Performance Questions

Does performance degrade at very long context lengths?

The honest answer: yes, somewhat, and it depends on the task. The “lost in the middle” pattern is real — models tend to weight the beginning and end of very long contexts more heavily than the middle. For tasks that require pinpointing specific information buried deep in a 500-page document, performance is lower than for shorter contexts. For tasks that benefit from broad synthesis across a large body of material — architectural review, theme identification, cross-document comparison — long context is a net positive. Structure important information at natural reference points rather than burying it in the middle of a large document.

How does Opus 4.7’s context window differ from Sonnet 4.6?

Same 1M input context window. The difference is max output: Opus 4.7 can generate up to 128,000 tokens in a single response; Sonnet 4.6 caps at 64,000. For most tasks this doesn’t matter. It matters for generating very long documents, large codebases in a single pass, or batch outputs that need to be very long. If you’re not generating 64K+ token outputs, choose between models on capability and cost, not on output ceiling.

What happens when I hit the context window limit?

Earlier messages begin dropping out of the active context. Claude can no longer reference information from those dropped messages — it effectively forgets that part of the conversation. In the claude.ai interface, you’ll see a notification as you approach the limit. In API usage, the context window limit is enforced hard — requests exceeding it return an error.

API and Technical Questions

Is the 1M context window available on the free plan?

The model available to free plan users supports the 1M window technically, but free plan rate limits mean sustained heavy long-context use hits limits quickly. The window is available; using it intensively for extended periods is more practical on paid tiers.

What’s the extended output option on the Batch API?

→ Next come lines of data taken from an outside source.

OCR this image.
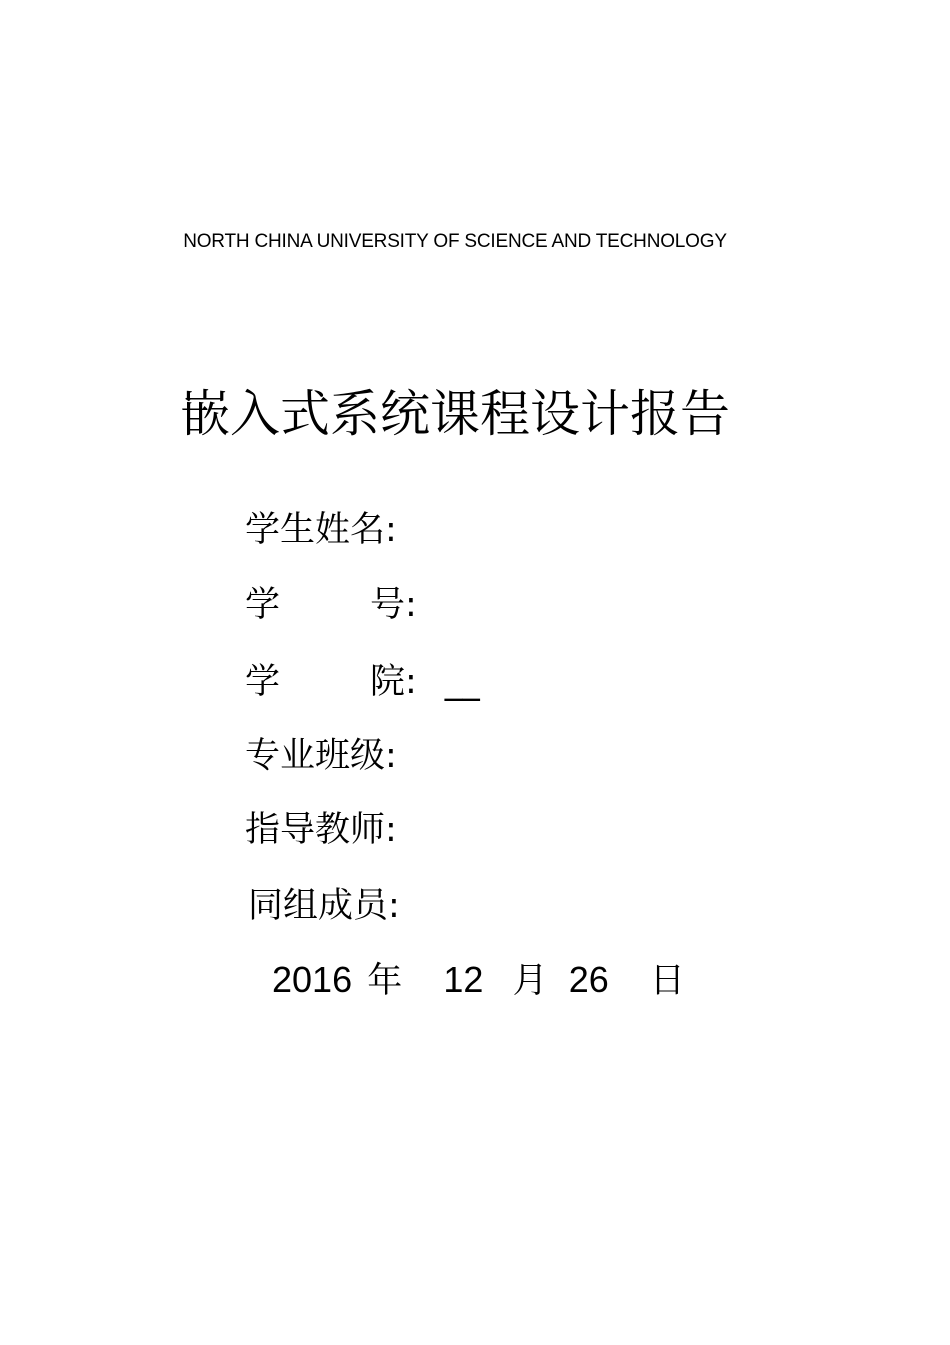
NORTH CHINA UNIVERSITY OF SCIENCE AND TECHNOLOGY
嵌入式系统课程设计报告
学生姓名:
学	号 :
学	院 : __
专业班级:
指导教师:
同组成员:
2016 年 12 月 26 日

On the Message Batches API, Opus 4.7, Opus 4.6, and Sonnet 4.6 support up to 300,000 output tokens using the output-300k-2026-03-24 beta header. This applies only to batch processing — not to synchronous API calls. Useful for large documentation generation, book-length content, or large codebase outputs in batch.

Can I query context window limits programmatically?

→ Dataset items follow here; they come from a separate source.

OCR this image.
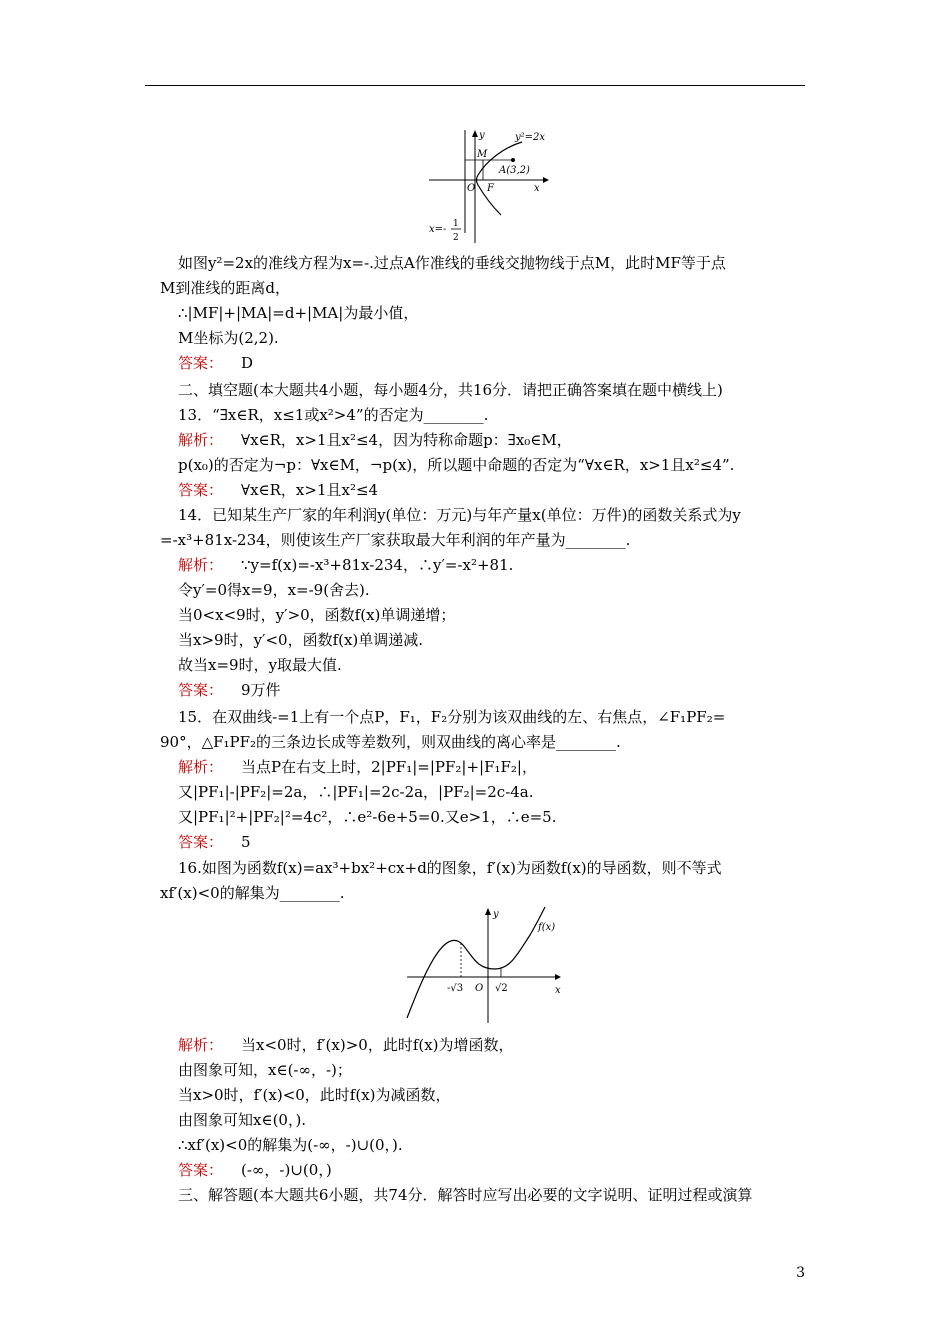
y²=2x
y
x
M
A(3,2)
O F
x=- 1
2
如图y²=2x的准线方程为x=-.过点A作准线的垂线交抛物线于点M，此时MF等于点
M到准线的距离d，
∴|MF|+|MA|=d+|MA|为最小值，
M坐标为(2,2).
答案： D
二、填空题(本大题共4小题，每小题4分，共16分．请把正确答案填在题中横线上)
13．“∃x∈R，x≤1或x²>4”的否定为________.
解析： ∀x∈R，x>1且x²≤4，因为特称命题p：∃x₀∈M，
p(x₀)的否定为¬p：∀x∈M，¬p(x)，所以题中命题的否定为“∀x∈R，x>1且x²≤4”.
答案： ∀x∈R，x>1且x²≤4
14．已知某生产厂家的年利润y(单位：万元)与年产量x(单位：万件)的函数关系式为y
=-x³+81x-234，则使该生产厂家获取最大年利润的年产量为________.
解析： ∵y=f(x)=-x³+81x-234，∴y′=-x²+81.
令y′=0得x=9，x=-9(舍去).
当0<x<9时，y′>0，函数f(x)单调递增；
当x>9时，y′<0，函数f(x)单调递减.
故当x=9时，y取最大值.
答案： 9万件
15．在双曲线-=1上有一个点P，F₁，F₂分别为该双曲线的左、右焦点，∠F₁PF₂=
90°，△F₁PF₂的三条边长成等差数列，则双曲线的离心率是________.
解析： 当点P在右支上时，2|PF₁|=|PF₂|+|F₁F₂|，
又|PF₁|-|PF₂|=2a，∴|PF₁|=2c-2a，|PF₂|=2c-4a.
又|PF₁|²+|PF₂|²=4c²，∴e²-6e+5=0.又e>1，∴e=5.
答案： 5
16.如图为函数f(x)=ax³+bx²+cx+d的图象，f′(x)为函数f(x)的导函数，则不等式
xf′(x)<0的解集为________.
解析： 当x<0时，f′(x)>0，此时f(x)为增函数，
由图象可知，x∈(-∞，-)；
当x>0时，f′(x)<0，此时f(x)为减函数，
由图象可知x∈(0，).
∴xf′(x)<0的解集为(-∞，-)∪(0，).
答案： (-∞，-)∪(0，)
三、解答题(本大题共6小题，共74分．解答时应写出必要的文字说明、证明过程或演算
f(x)
y
x
O
-√3	√2
3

Yes. The Models API returns max_input_tokens, max_tokens, and a capabilities object for every available model. If you’re building systems that need to programmatically enforce context limits or route by capability, this is the right way to get current values rather than hardcoding from documentation.

Does context window size affect API cost?

Only indirectly — you pay for tokens consumed, not for context window capacity. A 1M token window doesn’t cost more than a 200K window. You pay for the tokens you actually send and receive. Loading a 500K-token document into context costs the same per token regardless of whether the model has a 200K or 1M window. The window size determines whether the request is possible at all — not what it costs per token.